Comme tout combat connaît ses moments de capitulation, les corps eux aussi se laissent parfois dominer et entraîner par la musique vers un état de paisible transe quoique certains récalcitrants se fassent violence pour ne pas succomber.

Mais la musique se fait plus intense, trop forte pour être ignorée et trop singulière pour être analysée. Ne s’adaptant à aucun des cadres de notre intellect, elle fait fi de notre esprit cartésien et parle directement à nos sens. Et si notre voix intérieure était en fait un air rock trop ostentatoire pour être continuellement ignoré? Telle est l’hypothèse que ces corps qui finissent par célébrer les éclats furieux de musique qui résonnent dans leur chair, et à sortir de leur bulle individuelle pour rencontrer chez l’autre les reflets de leur propre singularité, nous amènent à considérer.

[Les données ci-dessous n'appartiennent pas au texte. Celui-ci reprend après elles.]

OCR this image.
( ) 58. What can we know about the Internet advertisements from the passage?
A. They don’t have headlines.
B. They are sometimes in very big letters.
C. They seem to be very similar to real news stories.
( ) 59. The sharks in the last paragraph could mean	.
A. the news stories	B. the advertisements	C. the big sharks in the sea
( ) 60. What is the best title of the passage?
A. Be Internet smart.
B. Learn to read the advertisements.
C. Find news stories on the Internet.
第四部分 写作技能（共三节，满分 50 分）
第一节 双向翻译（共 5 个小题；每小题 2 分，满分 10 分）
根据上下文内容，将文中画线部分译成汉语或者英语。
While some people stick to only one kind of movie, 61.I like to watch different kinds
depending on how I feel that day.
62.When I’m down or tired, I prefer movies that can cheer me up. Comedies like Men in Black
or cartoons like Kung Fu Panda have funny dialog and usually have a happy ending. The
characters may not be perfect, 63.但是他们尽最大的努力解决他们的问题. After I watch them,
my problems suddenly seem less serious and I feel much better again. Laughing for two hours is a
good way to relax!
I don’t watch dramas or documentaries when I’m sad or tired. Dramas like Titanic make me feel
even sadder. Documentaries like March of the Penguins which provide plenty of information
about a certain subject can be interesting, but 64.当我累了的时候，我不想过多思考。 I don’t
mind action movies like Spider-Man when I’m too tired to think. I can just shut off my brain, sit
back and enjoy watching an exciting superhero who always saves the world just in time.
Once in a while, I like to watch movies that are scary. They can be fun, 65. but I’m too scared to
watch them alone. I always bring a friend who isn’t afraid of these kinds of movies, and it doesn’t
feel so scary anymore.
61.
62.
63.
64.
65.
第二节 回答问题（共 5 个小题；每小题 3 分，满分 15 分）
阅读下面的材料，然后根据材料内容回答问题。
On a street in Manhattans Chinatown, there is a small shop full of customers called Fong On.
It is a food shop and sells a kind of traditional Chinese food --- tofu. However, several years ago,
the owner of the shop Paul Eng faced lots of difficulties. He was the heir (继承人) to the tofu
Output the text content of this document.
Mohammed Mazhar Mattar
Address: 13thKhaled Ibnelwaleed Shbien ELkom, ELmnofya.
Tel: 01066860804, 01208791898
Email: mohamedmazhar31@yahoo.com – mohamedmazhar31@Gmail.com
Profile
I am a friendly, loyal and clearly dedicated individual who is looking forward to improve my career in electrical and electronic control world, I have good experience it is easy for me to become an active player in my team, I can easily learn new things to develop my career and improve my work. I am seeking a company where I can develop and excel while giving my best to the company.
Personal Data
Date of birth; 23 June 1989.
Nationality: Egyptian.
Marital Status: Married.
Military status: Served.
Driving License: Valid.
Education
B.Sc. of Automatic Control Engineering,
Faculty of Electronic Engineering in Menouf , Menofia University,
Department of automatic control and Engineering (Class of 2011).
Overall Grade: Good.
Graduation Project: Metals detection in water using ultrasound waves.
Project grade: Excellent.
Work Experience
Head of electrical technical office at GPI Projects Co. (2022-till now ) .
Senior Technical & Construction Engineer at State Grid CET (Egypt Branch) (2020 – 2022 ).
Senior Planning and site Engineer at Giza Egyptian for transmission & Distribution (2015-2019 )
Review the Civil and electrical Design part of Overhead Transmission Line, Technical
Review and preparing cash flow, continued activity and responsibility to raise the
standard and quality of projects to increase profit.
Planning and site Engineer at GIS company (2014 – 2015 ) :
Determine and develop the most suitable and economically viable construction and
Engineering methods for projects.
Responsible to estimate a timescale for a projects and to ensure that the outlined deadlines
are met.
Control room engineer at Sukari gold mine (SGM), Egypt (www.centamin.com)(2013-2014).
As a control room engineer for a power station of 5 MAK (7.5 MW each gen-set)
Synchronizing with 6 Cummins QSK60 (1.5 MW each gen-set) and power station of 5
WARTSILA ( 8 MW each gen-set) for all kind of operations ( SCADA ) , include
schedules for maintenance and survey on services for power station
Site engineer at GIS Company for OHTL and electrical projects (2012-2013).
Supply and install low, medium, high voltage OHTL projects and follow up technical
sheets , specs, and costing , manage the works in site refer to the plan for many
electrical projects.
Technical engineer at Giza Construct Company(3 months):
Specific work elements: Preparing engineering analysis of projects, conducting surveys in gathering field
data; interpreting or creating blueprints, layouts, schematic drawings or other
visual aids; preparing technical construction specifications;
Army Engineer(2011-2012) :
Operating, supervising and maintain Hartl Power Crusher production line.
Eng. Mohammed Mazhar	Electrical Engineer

Jeux de niveau, accélération et ralentissement, pirouettes et travail au sol, une musique se faisant parfois pressante, suppliante ou étouffante, des jeux de lumière qui ne donneront pas le temps d’analyser ce qui est présent mais plutôt de s’en tenir à ce que les ombres et éblouissements évoquent : IDIOT est un spectacle pour le fort intérieur. L’analyse n’y a pas sa place, tout est dans le ressenti.

Les danseurs paraissent incompréhensibles, inhabituels, singuliers et excentriques puis vulnérables et humains dès que l’on comprend qu’ils ne cherchent qu’à apprécier la musique dans leur tête plutôt que d’essayer d’y échapper. Fous, seuls ou perdus, peu importe car ils sont nous et ils nous amènent à nous célébrer dans toute la beauté de la confusion humaine.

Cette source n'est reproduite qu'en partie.